Within our galaxy’s Goldilocks zone, NASA’s Kepler Space Telescope identified an Earth-like planet around a nearby star. In the Cygnus constellation, Kepler-186f is around 500 light-years away from Earth. The habitable zone, also known as the Goldilocks zone, is the region of space around a star where planetary-mass objects with sufficient atmospheric pressure can sustain liquid water on their surfaces.
While it is estimated that there are at least 40 billion Earth-sized planets surrounding our Milky Way Galaxy, this discovery has been dubbed the first Earth-sized planet identified in another star’s habitable zone.
“We know of only one planet where life survives – Earth. When we hunt for life outside our solar system, we emphasis on discovering planets with features that mimic that of Earth,” said Elisa Quintana, research scientist at the SETI Institute at NASA’s Ames Research Center in Moffett Field, Calif., and lead author of the paper published in the journal Science. “Discovering a habitable zone planet similar to Earth in size is a major breakthrough.”

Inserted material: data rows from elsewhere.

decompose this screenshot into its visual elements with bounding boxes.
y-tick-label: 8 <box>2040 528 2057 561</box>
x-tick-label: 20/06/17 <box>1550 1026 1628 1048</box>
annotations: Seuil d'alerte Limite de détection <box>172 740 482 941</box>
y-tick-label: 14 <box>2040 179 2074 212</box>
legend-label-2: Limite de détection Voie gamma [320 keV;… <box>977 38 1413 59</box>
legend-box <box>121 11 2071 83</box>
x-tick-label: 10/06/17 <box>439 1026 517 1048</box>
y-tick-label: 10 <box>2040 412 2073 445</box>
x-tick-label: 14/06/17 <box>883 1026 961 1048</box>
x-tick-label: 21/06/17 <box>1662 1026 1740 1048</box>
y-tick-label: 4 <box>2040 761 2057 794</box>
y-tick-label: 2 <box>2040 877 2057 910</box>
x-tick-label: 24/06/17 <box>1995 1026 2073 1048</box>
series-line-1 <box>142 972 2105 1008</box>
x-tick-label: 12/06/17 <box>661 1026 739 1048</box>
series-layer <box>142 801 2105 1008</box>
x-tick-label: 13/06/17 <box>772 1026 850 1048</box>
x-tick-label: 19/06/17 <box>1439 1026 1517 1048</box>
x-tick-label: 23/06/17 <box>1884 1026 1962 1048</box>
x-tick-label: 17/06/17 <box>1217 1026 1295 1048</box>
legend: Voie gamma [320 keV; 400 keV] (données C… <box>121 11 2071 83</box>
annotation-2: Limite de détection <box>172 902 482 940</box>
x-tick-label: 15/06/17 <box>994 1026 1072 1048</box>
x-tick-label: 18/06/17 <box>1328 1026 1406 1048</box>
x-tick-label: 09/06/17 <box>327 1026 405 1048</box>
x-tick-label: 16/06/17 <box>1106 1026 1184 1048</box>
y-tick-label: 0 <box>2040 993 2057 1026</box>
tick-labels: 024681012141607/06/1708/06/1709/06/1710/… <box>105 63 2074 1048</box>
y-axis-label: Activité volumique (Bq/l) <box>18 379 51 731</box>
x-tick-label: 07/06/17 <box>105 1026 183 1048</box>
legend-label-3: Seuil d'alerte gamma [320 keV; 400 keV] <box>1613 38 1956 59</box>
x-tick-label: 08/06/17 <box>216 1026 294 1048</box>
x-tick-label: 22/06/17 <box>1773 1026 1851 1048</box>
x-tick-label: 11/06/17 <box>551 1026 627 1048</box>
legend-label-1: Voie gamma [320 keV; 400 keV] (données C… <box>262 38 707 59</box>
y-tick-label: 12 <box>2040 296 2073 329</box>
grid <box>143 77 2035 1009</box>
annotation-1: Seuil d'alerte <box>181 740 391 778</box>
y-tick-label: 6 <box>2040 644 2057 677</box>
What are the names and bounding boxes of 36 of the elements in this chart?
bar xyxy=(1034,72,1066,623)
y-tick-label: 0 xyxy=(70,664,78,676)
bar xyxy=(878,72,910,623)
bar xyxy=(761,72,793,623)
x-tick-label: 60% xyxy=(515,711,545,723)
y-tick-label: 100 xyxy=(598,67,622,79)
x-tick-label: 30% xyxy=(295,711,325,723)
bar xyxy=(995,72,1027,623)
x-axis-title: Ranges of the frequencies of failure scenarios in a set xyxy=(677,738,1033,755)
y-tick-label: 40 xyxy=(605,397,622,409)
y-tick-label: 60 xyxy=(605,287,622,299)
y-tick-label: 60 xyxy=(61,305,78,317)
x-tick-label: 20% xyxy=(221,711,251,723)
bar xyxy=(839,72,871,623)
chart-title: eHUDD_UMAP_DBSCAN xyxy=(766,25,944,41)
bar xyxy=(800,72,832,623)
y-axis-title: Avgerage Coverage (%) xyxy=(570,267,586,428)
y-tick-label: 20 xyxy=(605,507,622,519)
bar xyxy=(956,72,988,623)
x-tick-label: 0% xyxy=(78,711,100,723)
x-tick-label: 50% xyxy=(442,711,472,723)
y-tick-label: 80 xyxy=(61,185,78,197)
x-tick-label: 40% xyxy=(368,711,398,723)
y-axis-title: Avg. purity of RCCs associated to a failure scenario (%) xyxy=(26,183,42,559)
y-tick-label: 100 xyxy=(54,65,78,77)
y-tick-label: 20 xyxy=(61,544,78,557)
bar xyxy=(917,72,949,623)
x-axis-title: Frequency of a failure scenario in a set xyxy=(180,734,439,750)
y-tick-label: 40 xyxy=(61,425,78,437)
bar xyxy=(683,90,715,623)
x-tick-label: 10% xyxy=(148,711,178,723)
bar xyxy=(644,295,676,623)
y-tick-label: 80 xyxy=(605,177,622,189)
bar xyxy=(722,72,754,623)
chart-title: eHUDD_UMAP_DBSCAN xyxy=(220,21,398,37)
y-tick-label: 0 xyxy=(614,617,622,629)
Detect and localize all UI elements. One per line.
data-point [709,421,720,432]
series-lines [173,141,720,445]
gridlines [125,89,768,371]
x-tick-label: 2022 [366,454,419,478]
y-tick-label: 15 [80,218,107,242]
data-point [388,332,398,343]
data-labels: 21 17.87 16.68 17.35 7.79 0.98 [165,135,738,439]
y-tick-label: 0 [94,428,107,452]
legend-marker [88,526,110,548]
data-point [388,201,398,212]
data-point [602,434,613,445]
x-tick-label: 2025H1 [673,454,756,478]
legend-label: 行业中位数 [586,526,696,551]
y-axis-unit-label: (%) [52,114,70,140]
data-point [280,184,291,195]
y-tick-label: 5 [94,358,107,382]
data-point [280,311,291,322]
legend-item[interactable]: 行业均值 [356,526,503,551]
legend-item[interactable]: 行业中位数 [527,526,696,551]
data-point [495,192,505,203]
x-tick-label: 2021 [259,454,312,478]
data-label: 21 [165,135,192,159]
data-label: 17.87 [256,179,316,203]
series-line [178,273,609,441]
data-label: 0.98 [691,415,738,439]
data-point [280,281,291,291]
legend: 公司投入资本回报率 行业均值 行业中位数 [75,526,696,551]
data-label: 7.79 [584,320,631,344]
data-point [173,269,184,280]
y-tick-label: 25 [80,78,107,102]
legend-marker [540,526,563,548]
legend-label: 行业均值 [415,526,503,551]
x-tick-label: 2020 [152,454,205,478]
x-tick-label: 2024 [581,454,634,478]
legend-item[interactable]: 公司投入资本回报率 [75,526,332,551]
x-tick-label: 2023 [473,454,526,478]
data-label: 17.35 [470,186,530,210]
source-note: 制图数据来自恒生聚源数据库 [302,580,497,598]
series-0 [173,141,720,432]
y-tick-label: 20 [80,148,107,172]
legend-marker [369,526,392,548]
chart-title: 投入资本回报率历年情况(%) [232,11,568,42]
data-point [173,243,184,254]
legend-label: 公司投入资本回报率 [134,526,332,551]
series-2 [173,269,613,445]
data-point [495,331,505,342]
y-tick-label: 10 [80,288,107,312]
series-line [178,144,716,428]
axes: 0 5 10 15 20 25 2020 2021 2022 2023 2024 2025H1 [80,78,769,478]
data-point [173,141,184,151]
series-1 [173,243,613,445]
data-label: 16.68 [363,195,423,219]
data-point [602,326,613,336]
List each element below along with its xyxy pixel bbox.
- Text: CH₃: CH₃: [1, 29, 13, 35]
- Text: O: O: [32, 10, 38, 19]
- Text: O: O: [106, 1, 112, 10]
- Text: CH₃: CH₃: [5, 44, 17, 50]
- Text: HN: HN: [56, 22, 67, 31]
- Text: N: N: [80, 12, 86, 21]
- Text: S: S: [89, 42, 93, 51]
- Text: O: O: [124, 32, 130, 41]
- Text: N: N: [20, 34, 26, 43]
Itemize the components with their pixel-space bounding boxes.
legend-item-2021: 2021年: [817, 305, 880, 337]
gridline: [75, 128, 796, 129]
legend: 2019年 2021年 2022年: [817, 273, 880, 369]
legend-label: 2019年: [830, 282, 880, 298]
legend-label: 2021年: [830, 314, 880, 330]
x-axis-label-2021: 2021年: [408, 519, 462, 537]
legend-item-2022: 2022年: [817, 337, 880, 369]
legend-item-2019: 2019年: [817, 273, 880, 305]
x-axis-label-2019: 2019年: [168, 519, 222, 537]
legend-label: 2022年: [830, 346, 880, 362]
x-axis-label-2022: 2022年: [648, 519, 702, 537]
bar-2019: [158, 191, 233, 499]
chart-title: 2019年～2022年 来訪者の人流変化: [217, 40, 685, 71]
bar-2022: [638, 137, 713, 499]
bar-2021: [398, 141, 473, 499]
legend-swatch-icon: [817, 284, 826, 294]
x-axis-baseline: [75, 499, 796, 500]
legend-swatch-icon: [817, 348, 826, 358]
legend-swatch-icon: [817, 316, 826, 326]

Within the Kepler-186f system, there are four more planets that orbit a neighboring star in addition to Kepler-186f. This indicates that if the planet’s neighboring star is identical to our Sun, the chances of life on this planet increase tremendously.
Kepler-186f’s neighboring star is half the mass and size of our solar system’s Sun, and it receives a third of the radiation that our Sun does. Every 130 days, Kepler-186f circles its star.